It is not shortage of capital that is responsible for unemployment — though shortage of capital may handicap many Capitalists in a small way of business—but the lack of markets. Production is restricted by Capitalists, through agreements, to keep up prices, because unchecked competition in a limited market, with modern means of production, would bring down prices and reduce profits all round.

 All the most important organisations in this country calling themselves Communist or Labour Parties have members in the Labour Party of the House of Commons. Not one of these, either in the debate, or at any time in the House of Commons, have ever said anything to make Socialism clear to the workers. Yet they have always claimed that they would be able to use the floor of the House for its propaganda. The so-called extremists, and out and out Communists, if they ever understood the Socialist position, exhibited no evidence of their knowledge when they spoke. These latter claim to be more advanced than the I.L.P. and Trade Union elements, yet they never raised a voice in protest when nationalisation was falsely termed Socialism by all those who took part in the debate.

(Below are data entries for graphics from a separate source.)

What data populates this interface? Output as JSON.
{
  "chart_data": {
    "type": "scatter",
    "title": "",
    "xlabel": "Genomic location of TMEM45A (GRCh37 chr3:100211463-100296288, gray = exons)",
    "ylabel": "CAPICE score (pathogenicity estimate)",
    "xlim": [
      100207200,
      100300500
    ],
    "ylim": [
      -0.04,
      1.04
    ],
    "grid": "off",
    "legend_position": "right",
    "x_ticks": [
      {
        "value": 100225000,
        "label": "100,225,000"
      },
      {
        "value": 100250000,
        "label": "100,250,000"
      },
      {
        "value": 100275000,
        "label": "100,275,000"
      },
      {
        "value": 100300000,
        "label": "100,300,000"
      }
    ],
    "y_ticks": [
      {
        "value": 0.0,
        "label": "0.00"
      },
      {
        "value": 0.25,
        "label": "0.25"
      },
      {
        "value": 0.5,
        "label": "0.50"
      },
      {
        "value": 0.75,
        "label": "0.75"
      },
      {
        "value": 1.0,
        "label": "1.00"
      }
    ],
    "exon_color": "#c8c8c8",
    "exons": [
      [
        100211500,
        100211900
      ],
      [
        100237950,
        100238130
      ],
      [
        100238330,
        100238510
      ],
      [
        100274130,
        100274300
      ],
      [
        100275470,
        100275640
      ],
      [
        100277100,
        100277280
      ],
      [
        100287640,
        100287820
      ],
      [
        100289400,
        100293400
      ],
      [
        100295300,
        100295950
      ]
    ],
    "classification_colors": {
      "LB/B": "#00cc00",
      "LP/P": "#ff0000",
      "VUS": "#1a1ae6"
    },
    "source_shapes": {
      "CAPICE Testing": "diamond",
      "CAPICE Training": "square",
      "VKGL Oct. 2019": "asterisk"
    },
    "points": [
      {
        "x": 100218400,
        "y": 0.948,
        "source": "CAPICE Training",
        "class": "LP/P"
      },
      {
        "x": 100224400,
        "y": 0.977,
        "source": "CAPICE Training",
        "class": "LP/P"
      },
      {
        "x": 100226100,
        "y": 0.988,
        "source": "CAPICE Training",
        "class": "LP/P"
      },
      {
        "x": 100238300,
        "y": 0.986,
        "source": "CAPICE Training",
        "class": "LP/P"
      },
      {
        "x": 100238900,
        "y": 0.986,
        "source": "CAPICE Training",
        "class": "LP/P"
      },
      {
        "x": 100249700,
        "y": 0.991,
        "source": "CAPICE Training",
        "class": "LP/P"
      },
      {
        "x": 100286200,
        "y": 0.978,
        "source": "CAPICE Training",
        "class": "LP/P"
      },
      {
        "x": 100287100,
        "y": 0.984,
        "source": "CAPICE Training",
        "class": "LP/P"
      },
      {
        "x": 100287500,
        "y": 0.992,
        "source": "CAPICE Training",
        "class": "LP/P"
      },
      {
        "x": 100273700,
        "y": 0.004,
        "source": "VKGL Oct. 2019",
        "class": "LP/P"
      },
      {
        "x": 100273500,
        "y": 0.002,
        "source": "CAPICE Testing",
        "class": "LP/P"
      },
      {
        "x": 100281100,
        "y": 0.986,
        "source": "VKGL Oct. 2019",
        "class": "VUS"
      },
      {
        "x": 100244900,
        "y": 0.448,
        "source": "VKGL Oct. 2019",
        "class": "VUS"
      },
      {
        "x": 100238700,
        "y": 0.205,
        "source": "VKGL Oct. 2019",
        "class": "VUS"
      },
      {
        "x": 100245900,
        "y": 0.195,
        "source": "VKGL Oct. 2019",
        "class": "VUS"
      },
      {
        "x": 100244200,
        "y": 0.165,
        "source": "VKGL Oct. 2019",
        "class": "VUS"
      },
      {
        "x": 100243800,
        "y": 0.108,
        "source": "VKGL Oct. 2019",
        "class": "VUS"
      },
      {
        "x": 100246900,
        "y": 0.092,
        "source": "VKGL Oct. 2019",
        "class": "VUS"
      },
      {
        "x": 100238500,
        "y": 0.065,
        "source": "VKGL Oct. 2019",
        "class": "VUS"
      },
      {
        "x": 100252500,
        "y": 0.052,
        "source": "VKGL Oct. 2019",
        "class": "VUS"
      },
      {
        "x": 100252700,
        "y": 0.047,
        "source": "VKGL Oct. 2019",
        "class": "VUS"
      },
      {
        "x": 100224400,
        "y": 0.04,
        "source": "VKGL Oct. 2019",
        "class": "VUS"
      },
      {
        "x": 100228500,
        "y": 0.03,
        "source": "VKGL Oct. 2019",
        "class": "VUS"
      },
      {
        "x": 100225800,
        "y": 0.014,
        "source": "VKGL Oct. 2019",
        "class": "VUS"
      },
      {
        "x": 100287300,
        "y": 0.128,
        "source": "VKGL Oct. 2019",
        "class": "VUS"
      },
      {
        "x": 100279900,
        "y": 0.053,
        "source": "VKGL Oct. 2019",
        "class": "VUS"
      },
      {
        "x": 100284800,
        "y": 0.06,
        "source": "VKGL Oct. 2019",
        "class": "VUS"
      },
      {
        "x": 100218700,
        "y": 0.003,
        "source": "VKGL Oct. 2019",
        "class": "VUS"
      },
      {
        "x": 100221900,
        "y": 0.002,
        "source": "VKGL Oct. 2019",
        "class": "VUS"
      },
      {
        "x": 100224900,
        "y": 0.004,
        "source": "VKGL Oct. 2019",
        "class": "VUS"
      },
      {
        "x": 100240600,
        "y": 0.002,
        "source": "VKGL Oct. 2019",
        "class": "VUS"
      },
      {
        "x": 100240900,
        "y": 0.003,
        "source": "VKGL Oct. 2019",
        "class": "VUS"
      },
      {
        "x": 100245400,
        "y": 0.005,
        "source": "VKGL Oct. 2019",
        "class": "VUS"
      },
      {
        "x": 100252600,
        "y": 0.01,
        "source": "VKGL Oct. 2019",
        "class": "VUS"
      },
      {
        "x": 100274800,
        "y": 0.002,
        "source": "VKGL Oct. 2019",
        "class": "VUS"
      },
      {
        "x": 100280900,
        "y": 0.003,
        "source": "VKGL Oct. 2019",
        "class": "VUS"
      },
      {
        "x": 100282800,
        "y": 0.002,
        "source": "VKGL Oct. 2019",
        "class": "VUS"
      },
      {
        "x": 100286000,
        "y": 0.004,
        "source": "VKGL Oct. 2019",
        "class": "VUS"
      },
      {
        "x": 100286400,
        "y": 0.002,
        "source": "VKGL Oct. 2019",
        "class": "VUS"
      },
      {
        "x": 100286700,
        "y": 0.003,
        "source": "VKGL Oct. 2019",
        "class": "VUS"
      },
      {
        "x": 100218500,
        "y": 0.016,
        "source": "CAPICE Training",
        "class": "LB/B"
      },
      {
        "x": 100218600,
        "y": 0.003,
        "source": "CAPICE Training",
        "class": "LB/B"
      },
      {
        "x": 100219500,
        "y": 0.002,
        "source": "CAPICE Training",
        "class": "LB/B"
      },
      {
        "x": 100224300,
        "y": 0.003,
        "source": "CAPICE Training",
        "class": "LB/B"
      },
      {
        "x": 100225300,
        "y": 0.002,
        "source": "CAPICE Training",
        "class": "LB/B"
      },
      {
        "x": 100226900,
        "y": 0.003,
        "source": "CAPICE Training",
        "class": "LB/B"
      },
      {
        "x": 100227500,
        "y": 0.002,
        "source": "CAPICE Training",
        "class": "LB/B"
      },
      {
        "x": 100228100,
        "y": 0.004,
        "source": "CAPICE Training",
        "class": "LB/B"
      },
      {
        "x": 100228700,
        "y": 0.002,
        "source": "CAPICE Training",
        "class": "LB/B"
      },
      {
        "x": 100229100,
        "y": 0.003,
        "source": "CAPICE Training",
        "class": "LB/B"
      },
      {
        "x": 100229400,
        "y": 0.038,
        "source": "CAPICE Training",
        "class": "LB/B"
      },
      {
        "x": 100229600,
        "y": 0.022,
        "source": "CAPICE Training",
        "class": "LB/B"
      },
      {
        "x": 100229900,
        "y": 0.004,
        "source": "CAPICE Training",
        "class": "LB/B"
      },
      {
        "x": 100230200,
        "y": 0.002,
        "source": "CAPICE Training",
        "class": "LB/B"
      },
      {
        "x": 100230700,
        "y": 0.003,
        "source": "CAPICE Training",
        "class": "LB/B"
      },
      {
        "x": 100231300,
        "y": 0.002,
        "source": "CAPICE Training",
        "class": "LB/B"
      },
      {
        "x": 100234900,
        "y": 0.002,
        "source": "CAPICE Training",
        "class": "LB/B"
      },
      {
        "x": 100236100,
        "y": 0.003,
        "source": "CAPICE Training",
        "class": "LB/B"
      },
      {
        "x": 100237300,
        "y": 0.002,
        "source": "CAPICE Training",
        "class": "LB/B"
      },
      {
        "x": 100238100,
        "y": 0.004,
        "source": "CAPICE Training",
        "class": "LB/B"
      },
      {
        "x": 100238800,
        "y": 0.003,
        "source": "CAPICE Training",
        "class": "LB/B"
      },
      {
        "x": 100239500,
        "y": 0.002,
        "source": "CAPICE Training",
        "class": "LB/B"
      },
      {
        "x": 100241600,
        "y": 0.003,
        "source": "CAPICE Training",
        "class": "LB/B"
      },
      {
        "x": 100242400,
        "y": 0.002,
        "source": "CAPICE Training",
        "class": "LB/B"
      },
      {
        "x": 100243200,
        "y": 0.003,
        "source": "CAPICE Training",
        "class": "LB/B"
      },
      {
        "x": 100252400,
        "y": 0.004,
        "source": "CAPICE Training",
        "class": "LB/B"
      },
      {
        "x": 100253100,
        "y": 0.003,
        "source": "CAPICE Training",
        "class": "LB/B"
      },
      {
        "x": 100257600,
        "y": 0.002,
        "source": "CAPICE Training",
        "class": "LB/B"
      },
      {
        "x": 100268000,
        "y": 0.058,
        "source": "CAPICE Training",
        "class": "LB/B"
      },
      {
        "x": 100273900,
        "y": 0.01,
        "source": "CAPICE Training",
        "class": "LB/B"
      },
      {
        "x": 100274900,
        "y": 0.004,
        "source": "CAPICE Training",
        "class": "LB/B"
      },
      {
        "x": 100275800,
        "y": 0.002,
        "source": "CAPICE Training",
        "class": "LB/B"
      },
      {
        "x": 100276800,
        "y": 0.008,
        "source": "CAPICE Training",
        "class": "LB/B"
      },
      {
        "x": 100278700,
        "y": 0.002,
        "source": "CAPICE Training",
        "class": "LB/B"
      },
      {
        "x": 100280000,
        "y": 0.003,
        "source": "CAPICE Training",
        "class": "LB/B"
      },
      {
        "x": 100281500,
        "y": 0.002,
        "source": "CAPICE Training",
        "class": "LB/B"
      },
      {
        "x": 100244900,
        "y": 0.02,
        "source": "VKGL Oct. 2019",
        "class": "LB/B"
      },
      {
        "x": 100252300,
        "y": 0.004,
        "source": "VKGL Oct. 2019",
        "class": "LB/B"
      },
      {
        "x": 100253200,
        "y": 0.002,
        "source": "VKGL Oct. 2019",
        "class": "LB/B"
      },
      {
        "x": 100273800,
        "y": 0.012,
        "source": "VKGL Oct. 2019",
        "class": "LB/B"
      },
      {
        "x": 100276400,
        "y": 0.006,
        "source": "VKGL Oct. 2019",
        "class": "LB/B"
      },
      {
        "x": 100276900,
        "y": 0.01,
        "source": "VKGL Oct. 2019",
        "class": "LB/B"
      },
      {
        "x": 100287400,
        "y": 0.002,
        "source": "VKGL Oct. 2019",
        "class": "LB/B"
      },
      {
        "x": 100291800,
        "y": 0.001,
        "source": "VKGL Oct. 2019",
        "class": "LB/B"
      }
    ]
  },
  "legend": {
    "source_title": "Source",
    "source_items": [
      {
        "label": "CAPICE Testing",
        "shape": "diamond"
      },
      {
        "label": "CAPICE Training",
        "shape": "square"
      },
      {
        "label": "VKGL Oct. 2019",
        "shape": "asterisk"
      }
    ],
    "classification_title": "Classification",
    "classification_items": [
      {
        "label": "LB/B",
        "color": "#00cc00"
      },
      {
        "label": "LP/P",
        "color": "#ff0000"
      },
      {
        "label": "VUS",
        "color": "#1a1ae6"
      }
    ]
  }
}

 To call nationalisation Socialism, and to hold up the Post Office, Telephones, Water Supply, etc., as examples of Socialism, is to spread confusion among the workers. When Sir Alfred Mond or Mr. Lloyd George do this they are guilty of lying; but the Labour members are guilty of that, and treachery as well, because they claim to lead and represent the workers. In any case, if they have nothing better than nationalisation to offer they are utterly unworthy of support by the workers.